Chaque année, avant le 30 juin, le Gouvernement remet au Parlement un rapport d’évaluation sur la mise en œuvre du « Plan Famille II ».

Ce rapport présente :

1° L’exécution budgétaire des mesures inscrites au titre du "Plan Famille II", par programme et par action ;

2° Les indicateurs sociaux et de qualité de vie des personnels militaires et de leurs familles ;

3° Les écarts territoriaux constatés dans l’accès aux prestations (logement, petite enfance, scolarité, emploi des conjoints) ;

4° Le niveau de satisfaction des bénéficiaires, mesuré à partir d’enquêtes régulières menées par la direction des ressources humaines du ministère des armées et les opérateurs partenaires.

Exposé sommaire

Le présent amendement vise à instaurer un rapport annuel d’évaluation du Plan Famille II, afin de garantir la transparence, la redevabilité et le suivi parlementaire de cette politique essentielle à la condition du personnel militaire.

Le Plan Famille II, intégré à la loi de programmation militaire 2024‑2030, constitue un levier majeur pour améliorer la qualité de vie des militaires et de leurs familles : logement, accueil de la petite enfance, emploi des conjoints, accompagnement social, etc.

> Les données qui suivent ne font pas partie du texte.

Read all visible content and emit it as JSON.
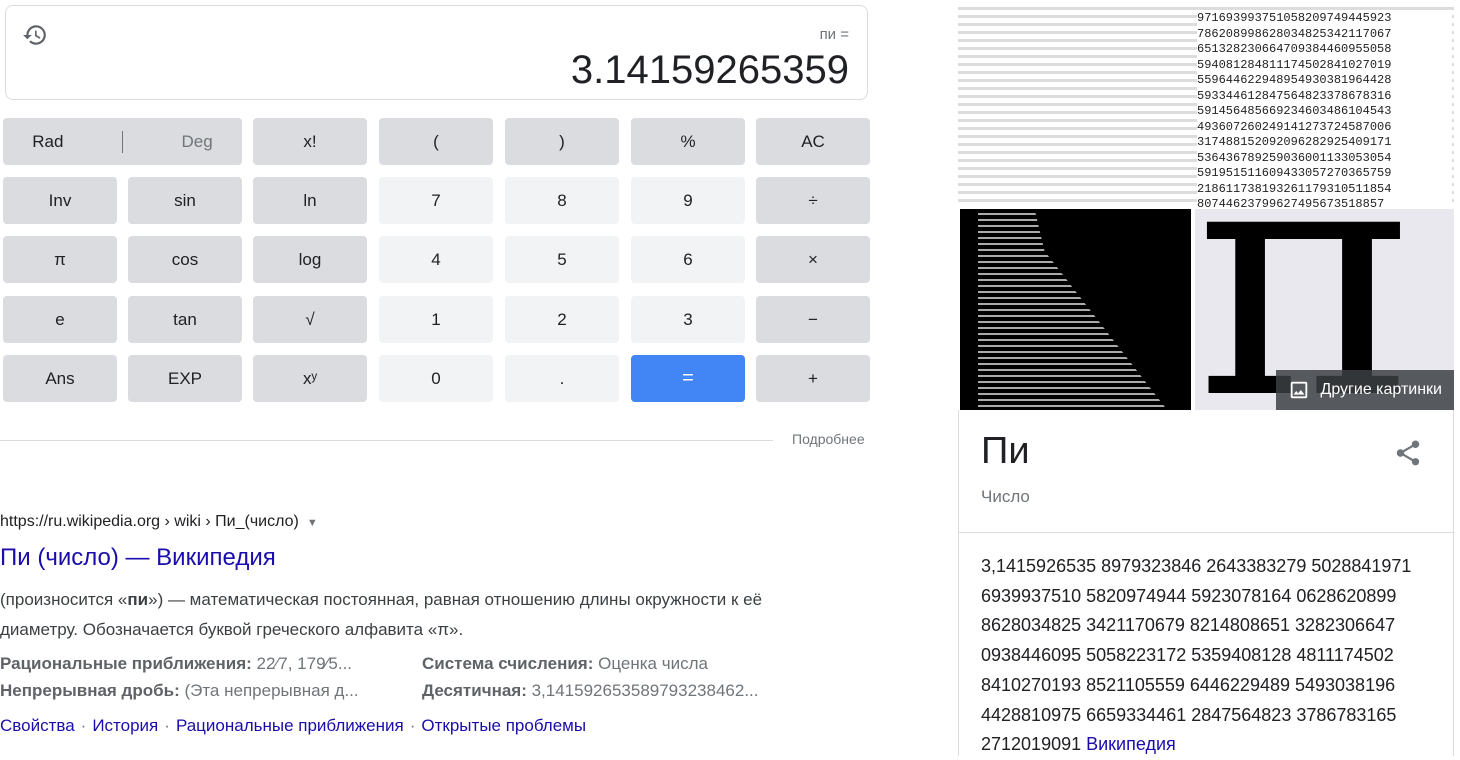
{
  "calculator": {
    "expression": "пи =",
    "result": "3.14159265359",
    "rad": "Rad",
    "deg": "Deg",
    "buttons": [
      [
        "x!",
        "(",
        ")",
        "%",
        "AC"
      ],
      [
        "Inv",
        "sin",
        "ln",
        "7",
        "8",
        "9",
        "÷"
      ],
      [
        "π",
        "cos",
        "log",
        "4",
        "5",
        "6",
        "×"
      ],
      [
        "e",
        "tan",
        "√",
        "1",
        "2",
        "3",
        "−"
      ],
      [
        "Ans",
        "EXP",
        "xʸ",
        "0",
        ".",
        "=",
        "+"
      ]
    ],
    "more": "Подробнее",
    "accent": "#4285f4"
  },
  "result": {
    "url": "https://ru.wikipedia.org › wiki › Пи_(число)",
    "title": "Пи (число) — Википедия",
    "snippet_pre": "(произносится «",
    "snippet_bold": "пи",
    "snippet_post": "») — математическая постоянная, равная отношению длины окружности к её диаметру. Обозначается буквой греческого алфавита «π».",
    "facts": [
      {
        "label": "Рациональные приближения:",
        "value": " 22⁄7, 179⁄5..."
      },
      {
        "label": "Система счисления:",
        "value": " Оценка числа"
      },
      {
        "label": "Непрерывная дробь:",
        "value": " (Эта непрерывная д..."
      },
      {
        "label": "Десятичная:",
        "value": " 3,14159265358979323846​2..."
      }
    ],
    "links": [
      "Свойства",
      "История",
      "Рациональные приближения",
      "Открытые проблемы"
    ]
  },
  "knowledge": {
    "more_images": "Другие картинки",
    "title": "Пи",
    "subtitle": "Число",
    "digits": [
      "3,1415926535 8979323846 2643383279 5028841971",
      "6939937510 5820974944 5923078164 0628620899",
      "8628034825 3421170679 8214808651 3282306647",
      "0938446095 5058223172 5359408128 4811174502",
      "8410270193 8521105559 6446229489 5493038196",
      "4428810975 6659334461 2847564823 3786783165",
      "2712019091"
    ],
    "source": "Википедия"
  }
}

Pourtant, en l’absence d’un cadre d’évaluation consolidé, les parlementaires comme les partenaires institutionnels (CAF, collectivités, Banque des Territoires) disposent de peu de visibilité sur l’avancement réel des mesures et sur l’usage des crédits associés.

La remise annuelle d’un rapport permettra de :

– suivre l’exécution budgétaire et les résultats concrets des actions engagées ;

– identifier les disparités territoriales et les points de blocage ;

– améliorer la coordination interministérielle autour des politiques de soutien aux familles de militaires.

Cette mesure, à coût nul pour l’État, contribue à renforcer la transparence et le contrôle démocratique d’une politique publique structurante pour la fidélisation et le bien-être des forces armées.